Padang, 10 Juni 2024

Nomor surat : 08/LP/LSM-KOAD/BT/VI/2024

Hal:     Tanggapan surat kompolnas nomor B/2144D/KOMPOLNAS/6/2024, tanggal 4 Juni  2024.

 

Kepada Yth :

Bapak ketua Kompolnas

a/n Dr Benny Jozua Mamoto, SH, M.Si

Jl. Tirtayasa VII No.20, RT.9/RW.4, Melawai, Kec. Kabayoran Baru, Kota Jakarta Selatan, Daerah Khusus Ibukota Jakarta 12160, [email protected], [email protected]
Telephone: 021-7392315, 7392352 serta Fax: 021-7392317, SMS Center: 0812 82 444 555

di Jakarta

Assalamualaikum warahmatullah hiwabarakatuh,

Dengan Hormat,

Pertama saya doakan agar Bapak selalu dalam keadaan sehat walafiat tak kurang suatu  apapun, seluruh keluarga Bapak selalu dalam lindungan (Allah)Tuhan yang Maha Kuasa.

Kami ulangi lagi, bahwa Kami melapor ke Kompolnas adalah terkait penegakkan hukum, dan pelayanan, serta Menghentikan perkara, sebagai berikut sebagai berikut:

  1. Pertama, kami melapor ke Kompolnas pada prinsipnya karena Kami tidak bisa melapor di Polsek Kuranji, Polresta Padang dan Polda Sumbar. Sedangkan melapor adalah amanat undang undang, sedangkan alasan SPKT Polda Sumbar adalah perkaba dan SOP Polda Sumbar produk Polri.
  2. Kedua penyelidikan yang dilakukan oleh Polsek Kuranji, Polresta Padang dan Polda Sumbar tidak sesuai aturan hukum yang berlaku dengan kata lain diselewengkan, sehingga mudah untuk diakal akali (Rekayasa),  mudah untuk dihentikan, walau dengan alasan yang tidak benar.
  3. Ketiga, mengehentikan proses hukum perkara yang kami laporkan, di Polsek Kuranji, Polresta Padang, Polda Sumbar, tidak sesuai dengan aturan hukum yang berlaku, aturan yang dimaksud adalah KUHAP, KUHPerdata, KUHP, KUHAP, UU Kepolsian, serta Perkapolri.

Berikut kembali kami jelaskan, sesuai dengan data dan informasi yang kami dapat, terakhir dari Bidropam Polda Sumbar.

Kami telah memberitahukan semua kejadian ke Kapolda Sumbar  tanggal 3 November 2022, tanggal 8 November 2022 saat pertemuan dengan kami, Kapolda mengatakan bahwa perkara Bypass Teknik ”ada peristiwa pidana, akan di peroses di Polda Sumbar, karena kejadian disini, Polisinya disini”. artinya Kapolda Sumbar telah mengetahui keadaan ini.

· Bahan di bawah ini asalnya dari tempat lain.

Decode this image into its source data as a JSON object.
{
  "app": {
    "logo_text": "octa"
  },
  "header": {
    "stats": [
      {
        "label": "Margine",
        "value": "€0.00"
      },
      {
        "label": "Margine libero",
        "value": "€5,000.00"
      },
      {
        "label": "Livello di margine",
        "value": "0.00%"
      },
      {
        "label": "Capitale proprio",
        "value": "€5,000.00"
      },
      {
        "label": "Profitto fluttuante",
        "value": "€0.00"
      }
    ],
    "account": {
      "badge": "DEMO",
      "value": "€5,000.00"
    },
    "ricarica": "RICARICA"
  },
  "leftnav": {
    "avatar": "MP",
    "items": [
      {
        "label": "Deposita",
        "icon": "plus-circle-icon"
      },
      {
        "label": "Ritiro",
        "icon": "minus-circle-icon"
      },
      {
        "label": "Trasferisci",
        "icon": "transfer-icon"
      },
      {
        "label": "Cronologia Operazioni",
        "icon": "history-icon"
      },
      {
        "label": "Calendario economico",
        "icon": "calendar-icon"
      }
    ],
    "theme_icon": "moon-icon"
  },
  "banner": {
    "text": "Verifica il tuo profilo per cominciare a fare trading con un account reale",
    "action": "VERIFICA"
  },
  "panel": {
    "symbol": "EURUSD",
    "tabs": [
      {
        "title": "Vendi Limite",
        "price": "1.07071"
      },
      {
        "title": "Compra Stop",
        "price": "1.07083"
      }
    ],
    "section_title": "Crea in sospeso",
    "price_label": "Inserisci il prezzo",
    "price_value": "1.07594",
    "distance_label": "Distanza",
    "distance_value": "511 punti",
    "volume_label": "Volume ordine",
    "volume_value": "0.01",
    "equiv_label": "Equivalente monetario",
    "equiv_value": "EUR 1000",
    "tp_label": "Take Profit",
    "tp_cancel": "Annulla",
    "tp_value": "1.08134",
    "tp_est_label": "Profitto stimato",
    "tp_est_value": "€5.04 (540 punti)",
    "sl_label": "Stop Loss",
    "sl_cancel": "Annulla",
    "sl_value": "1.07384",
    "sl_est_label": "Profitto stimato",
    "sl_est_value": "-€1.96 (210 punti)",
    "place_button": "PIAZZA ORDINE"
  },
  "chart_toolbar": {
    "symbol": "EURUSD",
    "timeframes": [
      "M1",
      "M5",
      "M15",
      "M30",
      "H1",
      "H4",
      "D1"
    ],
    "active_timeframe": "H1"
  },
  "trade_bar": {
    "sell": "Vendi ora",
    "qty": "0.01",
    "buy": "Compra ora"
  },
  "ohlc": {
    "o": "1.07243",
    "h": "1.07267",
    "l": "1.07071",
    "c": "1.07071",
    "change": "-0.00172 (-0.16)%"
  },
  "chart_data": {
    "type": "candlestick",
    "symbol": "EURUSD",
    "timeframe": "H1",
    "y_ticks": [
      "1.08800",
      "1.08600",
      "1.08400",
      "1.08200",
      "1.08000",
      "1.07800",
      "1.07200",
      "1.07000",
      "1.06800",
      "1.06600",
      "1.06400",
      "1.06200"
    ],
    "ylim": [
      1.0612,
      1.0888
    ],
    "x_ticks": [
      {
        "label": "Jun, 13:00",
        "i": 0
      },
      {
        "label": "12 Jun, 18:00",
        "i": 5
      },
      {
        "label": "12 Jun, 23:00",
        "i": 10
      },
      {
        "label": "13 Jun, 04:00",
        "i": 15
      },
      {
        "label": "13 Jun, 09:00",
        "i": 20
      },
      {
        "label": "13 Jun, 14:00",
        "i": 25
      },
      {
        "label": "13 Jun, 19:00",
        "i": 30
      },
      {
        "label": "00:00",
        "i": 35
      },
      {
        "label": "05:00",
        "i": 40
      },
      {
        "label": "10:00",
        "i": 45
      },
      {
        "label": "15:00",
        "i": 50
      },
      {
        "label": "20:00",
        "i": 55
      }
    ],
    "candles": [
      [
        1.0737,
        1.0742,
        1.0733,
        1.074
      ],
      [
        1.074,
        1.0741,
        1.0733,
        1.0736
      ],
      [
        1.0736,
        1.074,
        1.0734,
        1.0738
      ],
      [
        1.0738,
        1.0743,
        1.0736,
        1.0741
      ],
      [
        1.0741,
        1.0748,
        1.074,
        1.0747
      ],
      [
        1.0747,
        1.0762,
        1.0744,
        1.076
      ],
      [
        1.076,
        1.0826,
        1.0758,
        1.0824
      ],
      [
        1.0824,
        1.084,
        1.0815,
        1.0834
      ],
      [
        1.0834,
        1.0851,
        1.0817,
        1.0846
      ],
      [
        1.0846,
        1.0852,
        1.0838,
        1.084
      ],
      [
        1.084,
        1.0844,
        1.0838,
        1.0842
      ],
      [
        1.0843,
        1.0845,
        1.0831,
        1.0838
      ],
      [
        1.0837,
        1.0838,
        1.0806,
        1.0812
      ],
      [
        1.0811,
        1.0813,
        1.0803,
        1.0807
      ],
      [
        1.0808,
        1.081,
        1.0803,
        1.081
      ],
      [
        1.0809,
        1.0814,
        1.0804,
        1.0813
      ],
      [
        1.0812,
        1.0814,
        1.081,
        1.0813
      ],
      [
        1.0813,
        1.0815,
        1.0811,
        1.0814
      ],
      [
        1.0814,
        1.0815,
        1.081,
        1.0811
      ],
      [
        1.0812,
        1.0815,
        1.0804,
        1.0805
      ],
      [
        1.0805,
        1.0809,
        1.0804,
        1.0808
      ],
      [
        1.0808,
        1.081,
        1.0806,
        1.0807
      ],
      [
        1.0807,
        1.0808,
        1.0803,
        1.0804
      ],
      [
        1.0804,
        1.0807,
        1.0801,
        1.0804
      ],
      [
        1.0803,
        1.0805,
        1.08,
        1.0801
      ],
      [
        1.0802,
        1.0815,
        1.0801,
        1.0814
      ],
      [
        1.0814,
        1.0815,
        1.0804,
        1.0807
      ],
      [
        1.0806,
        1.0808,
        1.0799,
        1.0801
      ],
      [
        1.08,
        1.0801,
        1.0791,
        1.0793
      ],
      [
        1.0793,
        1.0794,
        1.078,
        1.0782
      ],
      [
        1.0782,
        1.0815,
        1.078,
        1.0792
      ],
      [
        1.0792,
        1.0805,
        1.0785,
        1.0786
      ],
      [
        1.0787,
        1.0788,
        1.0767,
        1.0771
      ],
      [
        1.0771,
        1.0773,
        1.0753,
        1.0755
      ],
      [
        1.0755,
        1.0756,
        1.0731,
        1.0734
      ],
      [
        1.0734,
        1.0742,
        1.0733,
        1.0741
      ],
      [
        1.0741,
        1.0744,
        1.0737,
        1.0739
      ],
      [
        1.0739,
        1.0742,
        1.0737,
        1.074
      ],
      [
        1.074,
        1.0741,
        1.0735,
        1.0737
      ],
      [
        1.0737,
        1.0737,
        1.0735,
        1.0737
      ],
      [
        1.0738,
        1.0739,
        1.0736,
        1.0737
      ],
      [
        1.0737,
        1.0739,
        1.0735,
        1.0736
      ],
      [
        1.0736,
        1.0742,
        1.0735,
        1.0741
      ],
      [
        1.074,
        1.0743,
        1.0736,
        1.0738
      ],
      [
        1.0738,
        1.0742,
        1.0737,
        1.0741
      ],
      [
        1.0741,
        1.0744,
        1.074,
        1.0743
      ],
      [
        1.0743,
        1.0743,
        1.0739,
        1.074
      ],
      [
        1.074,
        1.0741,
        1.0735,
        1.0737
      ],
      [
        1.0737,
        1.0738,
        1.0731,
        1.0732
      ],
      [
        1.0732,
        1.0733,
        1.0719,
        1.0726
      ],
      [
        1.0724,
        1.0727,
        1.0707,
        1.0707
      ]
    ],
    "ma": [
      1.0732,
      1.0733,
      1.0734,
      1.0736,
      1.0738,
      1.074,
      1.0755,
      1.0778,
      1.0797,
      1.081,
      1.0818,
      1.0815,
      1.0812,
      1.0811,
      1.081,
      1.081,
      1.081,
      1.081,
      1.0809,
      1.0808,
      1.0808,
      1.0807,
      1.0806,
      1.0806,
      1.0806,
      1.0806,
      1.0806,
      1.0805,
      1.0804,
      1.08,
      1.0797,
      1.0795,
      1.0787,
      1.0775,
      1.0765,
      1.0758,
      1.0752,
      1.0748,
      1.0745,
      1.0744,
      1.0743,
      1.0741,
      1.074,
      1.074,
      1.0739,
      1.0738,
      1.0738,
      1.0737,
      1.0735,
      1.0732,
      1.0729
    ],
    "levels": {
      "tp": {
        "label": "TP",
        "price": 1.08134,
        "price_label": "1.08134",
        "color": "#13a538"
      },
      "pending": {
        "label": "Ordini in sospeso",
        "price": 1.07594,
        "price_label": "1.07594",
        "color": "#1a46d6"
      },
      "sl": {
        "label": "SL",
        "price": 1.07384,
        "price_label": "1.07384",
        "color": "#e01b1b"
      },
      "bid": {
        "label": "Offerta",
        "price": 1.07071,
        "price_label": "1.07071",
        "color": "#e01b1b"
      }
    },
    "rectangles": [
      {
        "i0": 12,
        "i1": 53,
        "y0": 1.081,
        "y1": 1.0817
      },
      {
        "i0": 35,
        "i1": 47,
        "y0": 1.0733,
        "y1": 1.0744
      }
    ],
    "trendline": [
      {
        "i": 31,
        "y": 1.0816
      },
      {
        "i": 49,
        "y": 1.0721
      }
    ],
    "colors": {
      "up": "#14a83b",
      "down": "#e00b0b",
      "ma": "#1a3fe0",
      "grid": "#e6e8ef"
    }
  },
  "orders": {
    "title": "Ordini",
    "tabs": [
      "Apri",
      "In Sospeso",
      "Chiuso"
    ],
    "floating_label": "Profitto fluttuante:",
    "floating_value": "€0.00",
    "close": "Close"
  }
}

Namun, Dirreskrimum Polda Sumbar justru melimpahkan ke Polresta Padang. Sehingga kata kata Kapolda Sumbar tidak bisa terlaksana. Akibatnya Kapolda Sumbar berusaha menghindar dari kami, beberapa kali kami datang untuk menemui Kapolda, selalu dihalangi Spripim Kapolda Sumbar.

Kami kembali berkirim surat ke Kapolda Sumbar, mohon dilakukan proses hukum terhadap perkara kami.

Kapolda Sumbar kemudian disposisi kan surat kami ke Bidpropam Polda Sumbar. Dugaan kami, Kapolda memberikan surat tersebut ke Bidpropam, karena Pelanggaran kode etika profesi.

Ternyata kami salah duga, Bidpropam Polda Sumbar menjawab tidak bisa menerima laporan karena Ne bis in idem. Jika kami tidak paham, semua usaha yang bisa dilakukan tentunya telah berakhir.

Dengan didisposisi ke Bidpropam, sebaenarnya Kapolda Sumbar ingin bukti, apakah Bidpropam Polda Sumbar sebagai Polisi nya Polisi, mampu bekerja profesional atau tidak.

Surat Pelapor ke Kapolda Sumbar(yang dijawab Bidpropam) kembali kami balas, Kami terangkan, Apa itu Ne Bis In Idem. sedangkan Kapolda Sumbar tidak membalas surat kami.

Setelah itu, Bidpropam Polda Sumbar tidak bersedia kami temui. Kami diantar Aspri untuk ketemu dengan penyidik Subbidwarprof.

Berikutnya pembicaraan Kami sebagai pelapor dengan Penyidik Subbid warprof.

Pelapor:                 Dalam Investigasi dan penyelidikan tidak ditemukan pelanggaran KEPP yang dilakukan Polsek                                        Kuranji dan Polresta Padang, sebagaimana  surat yang dikirim kepada kami. Apakah bukti yang                                      kami berikan kepada Bapak tidask sampai ke tangan Bapak?

Subbidwarprof:   Penyidik Subbid warprof langsung menyela, dengan bertanya balik, Apakah bapak bisa buktikan, bahwa penyitaan barang bukti mesin Kipor tersebut telah sesuai prosedur. Langsung Kami jawab, Bapak kami bukan terlapor, Bapak seharus bertanya ke penyidik Polri. Kami adalah pelapor(masyarakat), Bapak penyidik Propam, seharusnya prosedur yang harus dilakukan oleh Polri adalah tanggungjawab Propam, terlaksana atau tidak.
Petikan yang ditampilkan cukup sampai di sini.